Estamos, por cierto, ante una novela de aprendizaje. En un ambiente que se va haciendo cada vez más bárbaro, deforme y peligroso, cada día le enseña algo al narrador: “La existencia del mundo, de las estrellas, de los camareros, de las mujeres, del sufrimiento, de la literatura”.
EL ALMA ALEMANA
Así como en Terra, terra, el escritor húngaro evalúa con precisión de entomólogo a los rusos, y devela que en el alma del gran pueblo eslavo se mueven partículas completamente exóticas a la tradición y la cultura europea, en el II Capítulo de la II Parte de Confesiones de un burgués se arrojan varias sondas a los abismos de las psiquis alemana. Esa Nación-taller, donde todo se toma muy un serio, emergió escindida, nos advierte Márai. Si la angustia y el caos han podido ser dominados en la superficie, en el fondo reina un desorden infernal. Oigamos la voz del novelista:
“Sólo confiaba en Alemania; consideraba que el resto del mundo era caótico y desaliñado, sobre todo Francia, y a mi me contagió la idea hasta el punto de creer que Alemania era la patria del orden ejemplar, lo mismo que había aprendido en mi casa y en el colegio. Pero la verdad era que había orden en todas partes, en los museos, las estaciones de ferrocarril y también en las casas de la gente, menos en las almas: en las almas alemanas había una penumbra impenetrable, una bruma infantil, la espesa bruma de unos mitos sangrientos, vengativos e inconfesables”…
Hay que recordar que Márai, intelectual de originalísimos razonamientos, escribió tan lúcida interpretación en 1934, cuando el nacionalsocialismo recién asomaba sus rostro demencial. En el orden de los procedimientos, no se pueden dejar de mencionar dos rasgos infrecuentes del texto.
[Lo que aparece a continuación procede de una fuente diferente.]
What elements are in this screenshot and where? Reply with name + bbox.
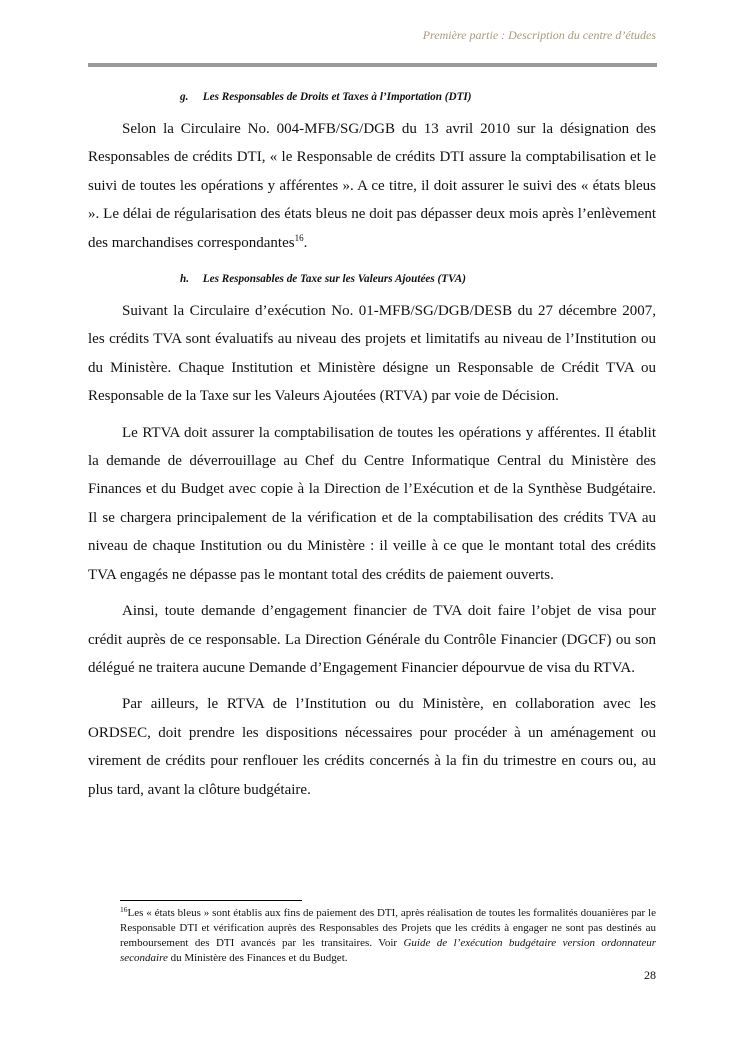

El primero es el carácter poliforme del narrador-protagonista; da la impresión de que su tiempo pleno de ‘pathos’ abarca a personas distintas. Es, por así decirlo, un memoria barroca o, para usar una palabra en boga, recargada.
En segundo término, la Historia irrumpe casi siempre no directamente sino a través de los rostros y las personalidades. Desfilan ante nuestros ojos decenas de personajes interesantes. El método, como ocurre siempre en la Alta Literatura, está fundado en una convicción: No existen las personas simples. “Me acercaba a cada personas con la curiosidad que experimenta el astrónomo al mirar por su telescopio, al saber con certeza, basándose en una ecuación matemática, que en un momento determinado aparecerá detrás de la espesa niebla algo resplandeciente y, seguro, un universo nuevo”, explica. Esas 'moléculas de humanidad', que brillan con luz propia, son la gloria del libro.